19 janvier – Au lieu de participer au 70ème anniversaire de l’AFP (Agence France Presse), alors que NKM, Bruno Lemaire et d’autres dignitaires de l’UMP invités seront présents pour saluer le rôle de la presse libre, Nicolas Sarkozy préfère aller aux vœux du syndicat de police Alliance dont il apprécie probablement davantage la proximité de pensée. Il ne sait pas encore (peut-être ?), comme la majorité des Français, ce qui sera révélé par le Canard Enchaîné deux jours plus tard : le syndicat Alliance, par des tracts, avait demandé au ministère de l’Intérieur de mettre fin à la protection policière de Charlie Hebdo parce que trop coûteuse en hommes… Il est des moments où même les amis ne vous aident pas.

Le même soir, un sujet de l’Oeil du 20 heures de francetvinfo (France 2), évoque les effectifs des forces de l’ordre et, chiffres à l’appui, montre qu’ils ont baissé sous la présidence de Nicolas Sarkozy. L’information sera corroborée par les médias.

21 janvier – De la police, au 20 heures de France 2 présenté par David Pujadas où l’ex-président est invité, il en sera question. Tout d’abord, pour répondre à la mobilisation générale contre le terrorisme proposée par le Premier ministre, et dans son esprit pour les dépasser, l’ancien ministre de l’Intérieur propose d’augmenter immédiatement les heures supplémentaires pour les policiers. Mauvaise pioche ! Les syndicats de policiers, unanimes, rejettent d’emblée la proposition qu’ils jugent hors contexte et irréalisable. Enfin, tout naturellement, il est lui rappelé que c’est lui-même qui avait réduit le nombre de policiers sous son mandat. La réaction de l’ex-président est immédiate : « C’est faux, c’est faux, c’est totalement faux ! ». Réaction rapide… mais limitée à cette unique double répétition après laquelle s’ensuit un spectacle étonnant et inédit. En ayant peut-être conscience de cette grave limite, le président de l’UMP perd brusquement toute son énergie, a du mal à retrouver son braquet habituel, se trouve en manque de mots et est bien en peine de terminer l’interview correctement. Il sera sauvé de l’enlisement par une aide étonnamment appuyée du journaliste et une fin, avec remerciements, accélérée.

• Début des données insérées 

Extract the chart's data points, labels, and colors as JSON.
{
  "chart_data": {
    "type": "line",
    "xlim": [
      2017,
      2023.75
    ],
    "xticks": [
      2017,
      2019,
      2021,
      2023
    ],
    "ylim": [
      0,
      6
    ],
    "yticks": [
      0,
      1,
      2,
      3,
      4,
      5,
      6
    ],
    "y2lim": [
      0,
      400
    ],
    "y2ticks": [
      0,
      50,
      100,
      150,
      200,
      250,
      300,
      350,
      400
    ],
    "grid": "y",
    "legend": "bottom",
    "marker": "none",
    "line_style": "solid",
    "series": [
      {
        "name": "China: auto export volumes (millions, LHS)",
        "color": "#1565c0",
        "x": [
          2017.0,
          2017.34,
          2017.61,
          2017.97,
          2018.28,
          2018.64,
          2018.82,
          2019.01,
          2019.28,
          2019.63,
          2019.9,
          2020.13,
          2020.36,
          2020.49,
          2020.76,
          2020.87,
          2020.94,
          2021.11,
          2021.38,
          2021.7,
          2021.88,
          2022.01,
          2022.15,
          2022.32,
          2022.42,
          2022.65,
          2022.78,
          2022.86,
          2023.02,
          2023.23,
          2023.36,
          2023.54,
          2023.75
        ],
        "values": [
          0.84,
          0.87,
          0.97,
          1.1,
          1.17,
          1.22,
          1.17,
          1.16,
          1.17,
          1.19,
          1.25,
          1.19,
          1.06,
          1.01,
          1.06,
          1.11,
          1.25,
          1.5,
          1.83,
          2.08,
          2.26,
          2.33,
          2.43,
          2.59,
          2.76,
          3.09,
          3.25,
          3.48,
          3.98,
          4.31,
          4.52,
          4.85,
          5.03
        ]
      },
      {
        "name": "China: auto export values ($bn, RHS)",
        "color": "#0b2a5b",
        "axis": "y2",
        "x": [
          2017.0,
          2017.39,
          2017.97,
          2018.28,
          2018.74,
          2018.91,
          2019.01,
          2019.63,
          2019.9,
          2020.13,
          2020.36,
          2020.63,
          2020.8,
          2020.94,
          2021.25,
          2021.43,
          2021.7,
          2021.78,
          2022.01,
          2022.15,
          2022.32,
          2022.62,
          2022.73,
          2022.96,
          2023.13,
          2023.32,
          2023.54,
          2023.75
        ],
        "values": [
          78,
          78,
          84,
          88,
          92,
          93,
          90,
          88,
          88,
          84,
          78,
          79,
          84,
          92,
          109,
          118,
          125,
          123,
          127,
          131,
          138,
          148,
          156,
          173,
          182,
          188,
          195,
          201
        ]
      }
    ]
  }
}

Si, comme on peut l’espérer bien que rien ne soit acquis, les Français se sont retrouvés sur leurs valeurs dans le drame et l’horreur de ce début janvier, Nicolas Sarkozy est apparu depuis en permanent contretemps, dans une sorte d’ailleurs et d’autre époque. Ce n’est pas si étonnant pour qui pense construire son futur dans un passé qu’il croit par ailleurs être encore son présent.